(Reuters) - Any decision on whether the United States will tap its emergency oil reserve in order to lower crude prices is up to President Joe Biden, a senior Department of Energy official told reporters on Thursday.
"We're looking at all tools, and at the end of the day the president is going to decide what we end up doing," said the official when asked if the administration was going to tap the Strategic Petroleum Reserve, or SPR.
The White House on Thursday criticized a decision by top oil producers to stick to plans to only raise output gradually even as demand recovers as the COVID-19 pandemic eases.
Brent crude fell about 1% on Thursday to $81.17 a barrel on a report that Saudi Arabia's oil output will surpass 10 million barrels per day for the first time since the outset of the pandemic.
Prices had risen earlier after the OPEC+ production group agreed to stick to plans to raise crude output by 400,000 bpd on a monthly basis.

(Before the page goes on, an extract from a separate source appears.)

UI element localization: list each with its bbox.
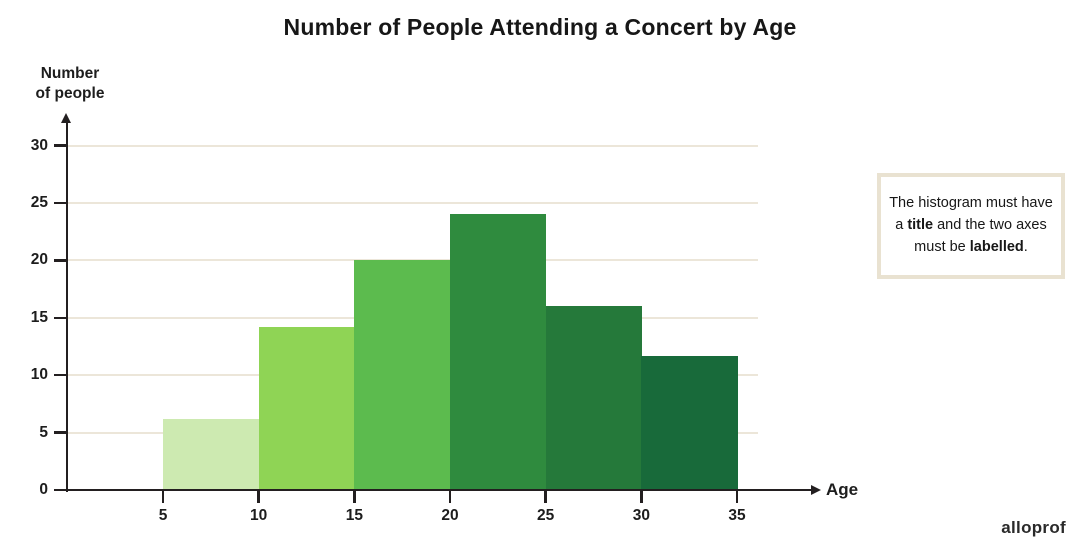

"OPEC+ seems unwilling to use the capacity and power it has now at this critical moment of global recovery for countries around the world," a spokesperson for the White House's National Security Council said.
Energy Secretary Jennifer Granholm said on Oct. 28 that U.S. retail gasoline prices are predicted to drop to about $3.00 a gallon by December, from about $3.40, and that the lower prices probably do not merit emergency action by the government to tap the SPR.

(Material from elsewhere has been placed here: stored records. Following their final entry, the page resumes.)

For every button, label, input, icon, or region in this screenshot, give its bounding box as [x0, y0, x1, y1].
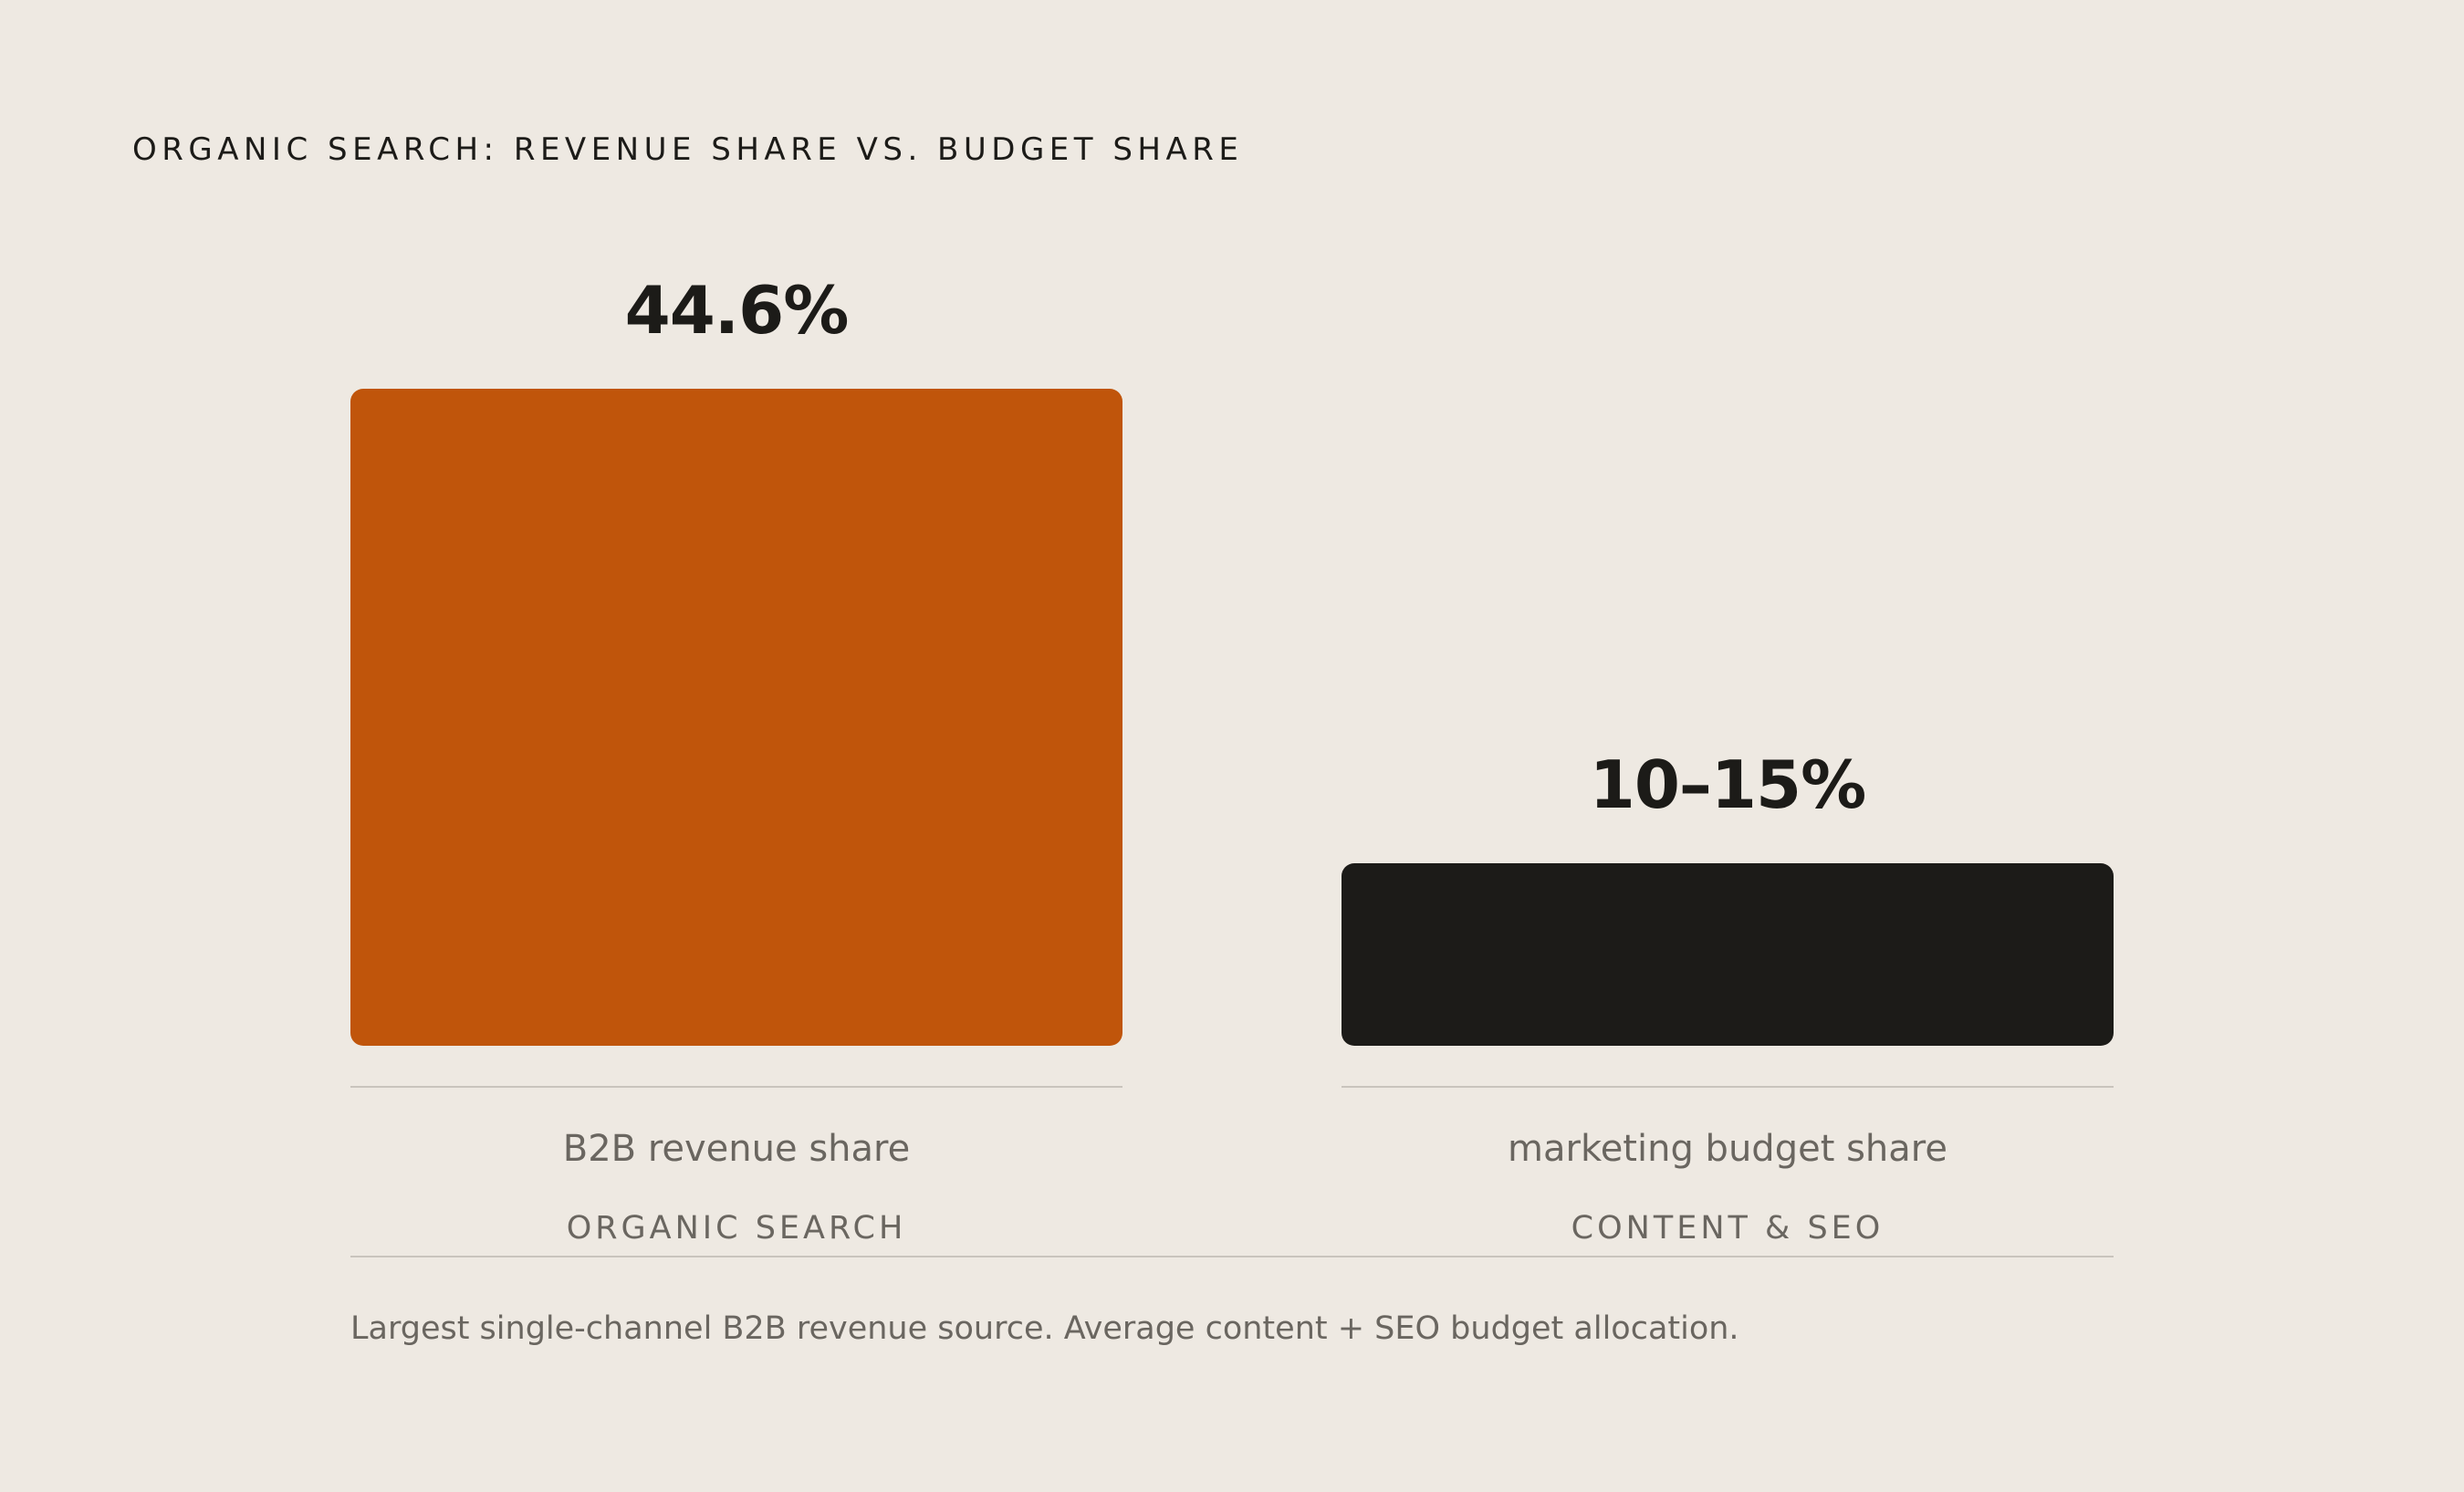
category-label-2: marketing budget share: [1508, 1128, 1947, 1170]
chart-footnote: Largest single-channel B2B revenue sourc…: [350, 1310, 1739, 1347]
bar-1: [350, 389, 1122, 1046]
value-label-2: 10–15%: [1589, 746, 1867, 823]
category-label-1: B2B revenue share: [562, 1128, 911, 1170]
bar-2: [1342, 863, 2114, 1046]
bar-baseline-2: [1342, 1086, 2114, 1088]
value-label-1: 44.6%: [624, 272, 850, 349]
chart-title: ORGANIC SEARCH: REVENUE SHARE VS. BUDGET…: [132, 131, 1244, 168]
category-sublabel-2: CONTENT & SEO: [1571, 1210, 1885, 1247]
bar-baseline-1: [350, 1086, 1122, 1088]
category-sublabel-1: ORGANIC SEARCH: [566, 1210, 907, 1247]
bottom-rule: [350, 1256, 2114, 1257]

The DOE official, on a virtual press conference from Glasgow, Scotland at the COP26 U.N. climate talks, said the administration would continue to press oil producers to pump more. "We're certainly going to be on the phone with them talking about that."
When asked if the administration was planning a coordinated tap of global emergency supplies with other oil consuming countries, the official said the important thing is to convey to other oil producers the impacts of rising oil prices from held back supply.